American economist William Easterly made this point in his December 2016 article, “Democracy Is Dying as Technocrats Watch,” in Foreign Policy magazine. Referring to the recent elections in the United States, he deplored the technocrats’ inability to stand up to populists who undermine freedom. To him, Hillary Clinton’s technocratic campaign against Donald Trump was a good case in point, with her “bullet point plans to solve 41 different measurable problems, each one containing multiple subplans to solve multiple subproblems.” In the end, the more populist candidate won because “the long reign of technocracy has deprived us of the moral weapons needed to defend the core values that are the foundation of democracy,” Easterly wrote.
The more emotional appeal requires a modern and effective communication strategy that highlights benefits of policies for target audiences, rather than listing their technical features. For instance, the Indonesian government’s tax amnesty program had collected revenues of about $7 billion by October 2016 and a further $1 billion by the end of last year. Highlighting these numbers pleases technocratic insiders but does not speak to the public. A more effective communication strategy would have spelled out the specific benefits of, for example, additional investments in health care and education. The same applies to infrastructure development, electric power generation and improvements in investment opportunities.
These are all key targets of the Joko administration and have achieved some levels of success, but the specific benefits for citizens have not been effectively communicated. If only populist authoritarian leaders speak a language that people understand, then it will not be a surprise when well-intentioned and better-skilled technocrats lose the fight for freedom and democracy. Meanwhile, the Indonesian government needs to actively defend democracy against the two main protagonists of populist authoritarianism: political Islamists and parts of the military that portray themselves as better suited to solve domestic problems than civilian leaders.
Political Islamists had their days of glory in the Jakarta gubernatorial campaign because their interests were aligned with those of key power players preparing for the 2019 national elections.

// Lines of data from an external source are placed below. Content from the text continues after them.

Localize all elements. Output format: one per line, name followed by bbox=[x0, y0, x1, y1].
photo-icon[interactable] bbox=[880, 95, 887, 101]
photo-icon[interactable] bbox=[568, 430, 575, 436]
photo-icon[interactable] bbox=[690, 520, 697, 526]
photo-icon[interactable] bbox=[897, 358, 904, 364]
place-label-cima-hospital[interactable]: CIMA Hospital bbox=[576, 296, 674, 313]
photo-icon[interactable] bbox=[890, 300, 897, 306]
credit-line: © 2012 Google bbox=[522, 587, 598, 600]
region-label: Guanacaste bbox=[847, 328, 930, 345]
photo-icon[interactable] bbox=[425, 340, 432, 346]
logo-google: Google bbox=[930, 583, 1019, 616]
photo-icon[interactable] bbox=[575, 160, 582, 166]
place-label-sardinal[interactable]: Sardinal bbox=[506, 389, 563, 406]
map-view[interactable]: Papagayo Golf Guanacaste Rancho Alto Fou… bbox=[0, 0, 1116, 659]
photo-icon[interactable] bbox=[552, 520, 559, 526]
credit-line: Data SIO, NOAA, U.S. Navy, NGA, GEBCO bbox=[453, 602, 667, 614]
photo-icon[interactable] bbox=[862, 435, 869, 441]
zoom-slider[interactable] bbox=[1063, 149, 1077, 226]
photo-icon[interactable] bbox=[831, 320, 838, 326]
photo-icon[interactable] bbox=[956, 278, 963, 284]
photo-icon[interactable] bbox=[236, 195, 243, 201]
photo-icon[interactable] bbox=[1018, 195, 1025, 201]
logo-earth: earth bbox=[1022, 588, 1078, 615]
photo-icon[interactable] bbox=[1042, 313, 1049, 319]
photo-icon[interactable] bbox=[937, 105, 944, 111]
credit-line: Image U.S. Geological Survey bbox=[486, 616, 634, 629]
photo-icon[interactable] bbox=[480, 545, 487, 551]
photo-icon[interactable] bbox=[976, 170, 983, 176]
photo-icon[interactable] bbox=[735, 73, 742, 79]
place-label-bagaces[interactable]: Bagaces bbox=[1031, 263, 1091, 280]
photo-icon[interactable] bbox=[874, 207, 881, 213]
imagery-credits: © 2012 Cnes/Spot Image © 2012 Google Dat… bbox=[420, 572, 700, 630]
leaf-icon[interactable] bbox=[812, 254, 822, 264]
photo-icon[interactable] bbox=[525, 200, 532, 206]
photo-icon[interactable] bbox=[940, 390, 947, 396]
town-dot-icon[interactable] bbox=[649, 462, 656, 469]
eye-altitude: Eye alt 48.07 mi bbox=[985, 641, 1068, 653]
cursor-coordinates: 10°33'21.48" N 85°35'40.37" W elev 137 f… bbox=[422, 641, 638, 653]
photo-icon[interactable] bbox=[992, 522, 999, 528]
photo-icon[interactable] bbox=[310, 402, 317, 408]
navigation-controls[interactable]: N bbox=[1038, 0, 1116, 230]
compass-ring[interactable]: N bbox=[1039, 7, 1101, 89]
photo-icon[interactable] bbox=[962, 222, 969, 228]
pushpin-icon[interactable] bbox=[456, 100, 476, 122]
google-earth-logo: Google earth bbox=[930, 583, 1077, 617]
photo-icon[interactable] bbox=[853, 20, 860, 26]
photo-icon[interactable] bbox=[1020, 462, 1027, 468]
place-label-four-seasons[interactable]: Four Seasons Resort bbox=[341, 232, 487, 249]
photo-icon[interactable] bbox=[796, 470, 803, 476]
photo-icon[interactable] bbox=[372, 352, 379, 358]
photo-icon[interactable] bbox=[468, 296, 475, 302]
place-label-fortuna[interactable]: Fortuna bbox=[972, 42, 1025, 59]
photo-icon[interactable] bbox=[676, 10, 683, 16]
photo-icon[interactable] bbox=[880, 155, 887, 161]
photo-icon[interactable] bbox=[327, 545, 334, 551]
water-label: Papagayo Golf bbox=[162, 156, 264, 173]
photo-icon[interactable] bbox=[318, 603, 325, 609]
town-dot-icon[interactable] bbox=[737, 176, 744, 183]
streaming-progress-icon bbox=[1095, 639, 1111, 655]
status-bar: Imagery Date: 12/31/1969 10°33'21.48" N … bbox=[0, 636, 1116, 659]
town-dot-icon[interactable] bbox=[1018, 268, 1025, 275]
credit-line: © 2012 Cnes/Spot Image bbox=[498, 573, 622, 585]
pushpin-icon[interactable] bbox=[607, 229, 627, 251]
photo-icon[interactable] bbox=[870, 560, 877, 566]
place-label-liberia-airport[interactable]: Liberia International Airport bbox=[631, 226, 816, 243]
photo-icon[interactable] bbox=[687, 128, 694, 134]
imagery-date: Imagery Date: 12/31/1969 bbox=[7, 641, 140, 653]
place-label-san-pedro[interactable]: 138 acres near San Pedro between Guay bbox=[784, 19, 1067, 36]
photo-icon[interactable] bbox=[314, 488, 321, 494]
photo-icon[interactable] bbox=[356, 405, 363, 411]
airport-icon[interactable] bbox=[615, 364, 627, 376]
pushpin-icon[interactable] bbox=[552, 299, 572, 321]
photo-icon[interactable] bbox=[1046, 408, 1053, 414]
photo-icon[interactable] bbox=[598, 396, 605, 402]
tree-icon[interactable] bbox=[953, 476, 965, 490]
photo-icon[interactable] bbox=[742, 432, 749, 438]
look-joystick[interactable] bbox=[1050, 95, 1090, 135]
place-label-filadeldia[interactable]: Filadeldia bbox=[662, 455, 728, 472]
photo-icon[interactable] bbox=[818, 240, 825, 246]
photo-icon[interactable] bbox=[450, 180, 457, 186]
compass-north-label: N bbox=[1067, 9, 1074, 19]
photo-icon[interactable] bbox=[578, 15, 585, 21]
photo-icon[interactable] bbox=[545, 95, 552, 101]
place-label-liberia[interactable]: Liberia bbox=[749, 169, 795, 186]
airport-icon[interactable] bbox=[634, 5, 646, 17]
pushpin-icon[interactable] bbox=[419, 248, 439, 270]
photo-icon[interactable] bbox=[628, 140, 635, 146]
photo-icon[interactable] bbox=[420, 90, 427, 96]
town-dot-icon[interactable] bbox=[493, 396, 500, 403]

The FPI was once an organization of violent thugs at the margin of society, but it became the leading voice of the political opposition to Joko and Basuki. Nahdlatul Ulama and Muhammadiyah, Indonesia’s main mass Islamic organizations, have not been able to prevent this, and both need to reclaim lost positions within their constituencies. Nahdlatul Ulama in particular needs to regain its internal unity, and Joko’s government should prioritize supporting this.

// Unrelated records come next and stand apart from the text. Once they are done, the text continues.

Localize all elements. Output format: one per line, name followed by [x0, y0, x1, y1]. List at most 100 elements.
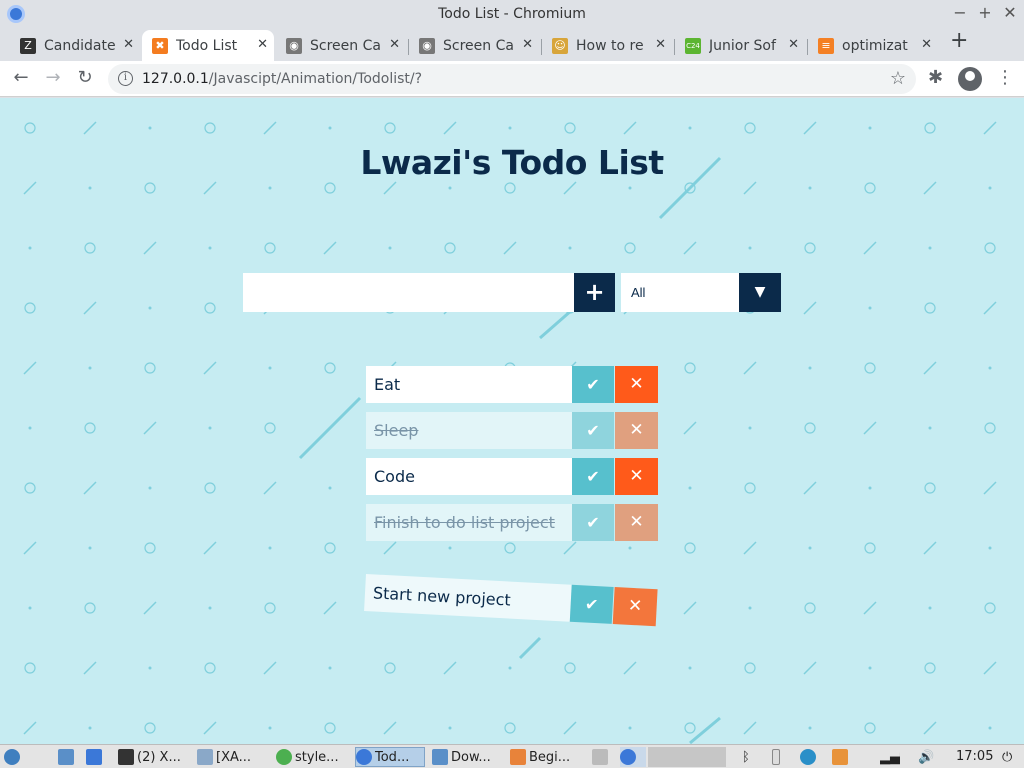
- title-bar: Todo List - Chromium − + ✕: [0, 0, 1024, 28]
- tab-label: optimizat: [842, 37, 908, 54]
- close-icon[interactable]: ✕: [257, 37, 268, 52]
- close-icon[interactable]: ✕: [123, 37, 134, 52]
- page-content: Lwazi's Todo List + All ▼ Eat ✔ ✕ Sleep …: [0, 98, 1024, 744]
- tab-optimization[interactable]: ≡ optimizat ✕: [808, 30, 938, 61]
- complete-button[interactable]: ✔: [572, 412, 614, 449]
- close-icon[interactable]: ✕: [788, 37, 799, 52]
- todo-text: Finish to do list project: [374, 513, 555, 532]
- window-icon[interactable]: [592, 747, 614, 767]
- taskbar-item-style[interactable]: style...: [276, 747, 352, 767]
- back-icon[interactable]: ←: [10, 67, 32, 88]
- tab-label: How to re: [576, 37, 644, 54]
- tab-junior-software[interactable]: C24 Junior Sof ✕: [675, 30, 805, 61]
- file-manager-icon[interactable]: [58, 747, 82, 767]
- address-bar[interactable]: i 127.0.0.1/Javascipt/Animation/Todolist…: [108, 64, 916, 94]
- todo-box: Finish to do list project: [366, 504, 572, 541]
- todo-text: Eat: [374, 375, 401, 394]
- delete-button[interactable]: ✕: [612, 587, 658, 627]
- tab-label: Junior Sof: [709, 37, 776, 54]
- complete-button[interactable]: ✔: [572, 458, 614, 495]
- avatar-icon: ☺: [552, 37, 568, 54]
- close-icon[interactable]: ✕: [522, 37, 533, 52]
- todo-input[interactable]: [243, 273, 574, 312]
- bookmark-star-icon[interactable]: ☆: [890, 68, 906, 89]
- url-path: /Javascipt/Animation/Todolist/?: [208, 71, 423, 87]
- add-todo-button[interactable]: +: [574, 273, 615, 312]
- tab-label: Candidate: [44, 37, 116, 54]
- delete-button[interactable]: ✕: [615, 458, 658, 495]
- tab-strip: Z Candidate ✕ ✖ Todo List ✕ ◉ Screen Ca …: [0, 28, 1024, 61]
- tab-screen-capture-2[interactable]: ◉ Screen Ca ✕: [409, 30, 539, 61]
- clock: 17:05: [956, 749, 994, 764]
- taskbar-item-beginner[interactable]: Begi...: [510, 747, 582, 767]
- new-tab-button[interactable]: +: [950, 28, 968, 53]
- complete-button[interactable]: ✔: [572, 366, 614, 403]
- camera-icon: ◉: [419, 37, 435, 54]
- tab-label: Todo List: [176, 37, 238, 54]
- tab-label: Screen Ca: [310, 37, 381, 54]
- todo-box: Sleep: [366, 412, 572, 449]
- delete-button[interactable]: ✕: [615, 412, 658, 449]
- todo-text: Start new project: [372, 583, 512, 610]
- stackoverflow-icon: ≡: [818, 37, 834, 54]
- taskbar-label: style...: [295, 749, 339, 765]
- reload-icon[interactable]: ↻: [74, 67, 96, 88]
- browser-launcher-icon[interactable]: [86, 747, 110, 767]
- tab-how-to[interactable]: ☺ How to re ✕: [542, 30, 672, 61]
- volume-icon[interactable]: 🔊: [918, 747, 942, 767]
- close-icon[interactable]: ✕: [921, 37, 932, 52]
- profile-icon[interactable]: [958, 67, 982, 91]
- forward-icon[interactable]: →: [42, 67, 64, 88]
- filter-select[interactable]: All ▼: [621, 273, 781, 312]
- complete-button[interactable]: ✔: [572, 504, 614, 541]
- maximize-button[interactable]: +: [975, 3, 995, 22]
- taskbar-item-xampp[interactable]: [XA...: [197, 747, 273, 767]
- power-icon[interactable]: ⏻: [1002, 747, 1022, 767]
- todo-text: Code: [374, 467, 415, 486]
- taskbar-item-todo[interactable]: Tod...: [355, 747, 425, 767]
- c24-icon: C24: [685, 37, 701, 54]
- tab-label: Screen Ca: [443, 37, 514, 54]
- close-window-button[interactable]: ✕: [1000, 3, 1020, 22]
- todo-item: Code ✔ ✕: [366, 458, 658, 495]
- info-icon[interactable]: i: [118, 71, 133, 86]
- workspace-switcher[interactable]: [648, 747, 726, 767]
- delete-button[interactable]: ✕: [615, 366, 658, 403]
- network-manager-icon[interactable]: [800, 747, 820, 767]
- todo-box: Code: [366, 458, 572, 495]
- delete-button[interactable]: ✕: [615, 504, 658, 541]
- camera-icon: ◉: [286, 37, 302, 54]
- taskbar-item-downloads[interactable]: Dow...: [432, 747, 504, 767]
- todo-box: Eat: [366, 366, 572, 403]
- taskbar-label: Begi...: [529, 749, 571, 765]
- close-icon[interactable]: ✕: [389, 37, 400, 52]
- taskbar-label: [XA...: [216, 749, 252, 765]
- xampp-icon: ✖: [152, 37, 168, 54]
- chromium-icon[interactable]: [620, 747, 646, 767]
- chevron-down-icon[interactable]: ▼: [739, 273, 781, 312]
- package-icon[interactable]: [832, 747, 856, 767]
- taskbar-label: Tod...: [375, 749, 410, 765]
- url-host: 127.0.0.1: [142, 71, 209, 87]
- tab-todo-list[interactable]: ✖ Todo List ✕: [142, 30, 274, 61]
- taskbar: (2) X... [XA... style... Tod... Dow... B…: [0, 744, 1024, 768]
- start-menu-icon[interactable]: [4, 747, 40, 767]
- todo-item: Eat ✔ ✕: [366, 366, 658, 403]
- menu-icon[interactable]: ⋮: [996, 67, 1014, 88]
- todo-item: Sleep ✔ ✕: [366, 412, 658, 449]
- z-icon: Z: [20, 37, 36, 54]
- filter-value: All: [631, 285, 646, 300]
- taskbar-label: Dow...: [451, 749, 491, 765]
- taskbar-item-terminal[interactable]: (2) X...: [118, 747, 194, 767]
- tab-screen-capture-1[interactable]: ◉ Screen Ca ✕: [276, 30, 406, 61]
- tab-candidate[interactable]: Z Candidate ✕: [10, 30, 140, 61]
- extensions-icon[interactable]: ✱: [928, 67, 943, 88]
- browser-toolbar: ← → ↻ i 127.0.0.1/Javascipt/Animation/To…: [0, 61, 1024, 97]
- signal-icon: ▂▄▆: [880, 749, 900, 765]
- complete-button[interactable]: ✔: [569, 584, 614, 624]
- url-text[interactable]: 127.0.0.1/Javascipt/Animation/Todolist/?: [142, 71, 422, 87]
- minimize-button[interactable]: −: [950, 3, 970, 22]
- close-icon[interactable]: ✕: [655, 37, 666, 52]
- bluetooth-icon[interactable]: ᛒ: [742, 747, 758, 767]
- window-title: Todo List - Chromium: [438, 6, 586, 22]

When the Indonesian government asked the military to ensure national food production targets through the Army Supporting Food Security Program, it nurtured an understanding that the Army was better equipped to deal with domestic matters than civilians. Likewise, the government’s state defense program entrusts the Army with providing 100 million Indonesians quasi-military training and ideological indoctrination, which only helps facilitate the military’s outreach to youth, and into the economy and society. If the government were to instead reduce the military’s involvement in domestic affairs it would starve the populist authoritarian claim that, on balance, an authoritarian system is better suited than a democracy to ensure socioeconomic development in Indonesia.